More Taiwan residents are expected to work in mainland companies and public institutions as a result of new preferential employment policies announced on Sunday at the fourth Straits Forum in Xiamen, East China's Fujian province.
Taiwan students who graduate from mainland colleges and other Taiwan residents will have equal status as their mainland compatriots to apply for jobs in enterprises, said Wang Yi, minister of the State Council's Taiwan Affairs Office.
Further, through an open recruitment process, Taiwan students who were educated on the mainland, as well as other Taiwan residents, can be employed in public institutions as part of a pilot program in Tianjin, Shanghai, Zhejiang and Hubei in addition to Fujian and Jiangsu provinces, Wang said.
"Taiwan residents who have credentials that are recognized by mainland educational authorities can work in public institutions, such as colleges and universities, organizations dedicated to public service and culture, medical and health organizations, in the six provinces and municipalities," Wang said at the forum.
Mainland employment service agencies will offer free consulting services for Taiwan residents seeking jobs on the mainland, according to Wang.
Feng Ting-kuo, an associate professor at Chinese Culture University in Taipei, hailed the new moves that aim at boosting educational exchanges.
"Since Taiwan residents are allowed by education authorities to study on the mainland, they should also have the right to work, or it would be a waste of the mainland's education resources," Feng told China Daily, speaking on the sidelines of the forum.
"I appreciate the new move as it would encourage more Taiwan students to study, work and stay on the mainland, which can boost people-to-people exchanges across the Straits in response to closer economic ties," he said.
Lin Yu-hsuan, a 23-year-old Taiwan student in the Chinese Language and Literature Department of Xiamen University, said she decided to find a job on the mainland after hearing the news.
However, some Taiwan residents thought that unfair competition might still exist in the job market.
"The taxation and social security systems (used by) a Taiwan employee are different from their mainland counterparts. This is considered troublesome by mainland companies, especially small and medium-sized ones, and keeps them from hiring, " said Taiwan resident Yu Kuan-ying.

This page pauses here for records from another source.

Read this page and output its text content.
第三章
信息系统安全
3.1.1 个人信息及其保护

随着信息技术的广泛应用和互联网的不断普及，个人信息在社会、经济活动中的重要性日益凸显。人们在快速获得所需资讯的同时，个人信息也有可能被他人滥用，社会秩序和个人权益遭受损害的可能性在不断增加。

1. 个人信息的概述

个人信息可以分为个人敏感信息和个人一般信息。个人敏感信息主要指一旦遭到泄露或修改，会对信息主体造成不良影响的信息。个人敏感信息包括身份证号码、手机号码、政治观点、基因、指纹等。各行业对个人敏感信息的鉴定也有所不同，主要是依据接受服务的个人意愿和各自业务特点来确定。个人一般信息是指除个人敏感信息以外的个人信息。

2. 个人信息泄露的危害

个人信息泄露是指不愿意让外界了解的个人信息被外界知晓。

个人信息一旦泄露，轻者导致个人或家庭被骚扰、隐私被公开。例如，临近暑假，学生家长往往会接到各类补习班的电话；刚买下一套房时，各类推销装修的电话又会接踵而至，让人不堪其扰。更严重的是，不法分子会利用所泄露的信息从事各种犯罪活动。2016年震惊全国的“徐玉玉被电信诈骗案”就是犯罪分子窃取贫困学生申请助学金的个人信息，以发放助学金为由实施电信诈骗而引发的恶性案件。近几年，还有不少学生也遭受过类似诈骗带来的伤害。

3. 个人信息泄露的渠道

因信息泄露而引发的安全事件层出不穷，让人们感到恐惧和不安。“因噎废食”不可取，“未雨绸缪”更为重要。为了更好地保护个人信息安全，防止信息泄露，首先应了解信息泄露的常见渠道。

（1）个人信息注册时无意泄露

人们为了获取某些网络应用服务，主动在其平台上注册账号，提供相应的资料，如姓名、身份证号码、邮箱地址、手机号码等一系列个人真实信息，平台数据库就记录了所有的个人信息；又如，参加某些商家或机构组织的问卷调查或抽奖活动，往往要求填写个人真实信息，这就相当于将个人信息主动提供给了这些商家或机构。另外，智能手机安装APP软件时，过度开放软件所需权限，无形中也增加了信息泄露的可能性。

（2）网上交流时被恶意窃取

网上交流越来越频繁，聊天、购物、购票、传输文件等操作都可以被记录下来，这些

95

Yu chose to work for an international business in Shanghai after graduating from Beijing's Tsinghua University in 2009.
Fujian province, a place with many policies pertaining to Taiwan, started in 2009 to hire Taiwan residents for jobs in hospitals, public schools, regional investment-promotion organizations and other public institutions.
Other good news for Taiwan people was also announced during the forum.
Four banking institutions from the mainland will offer up to 600 billion yuan ($95 billion) to Taiwan-invested businesses on the mainland.
Also, a special fund, with an annual investment of 30 million yuan, will be established to boost cooperation in scientific research between the mainland and Taiwan.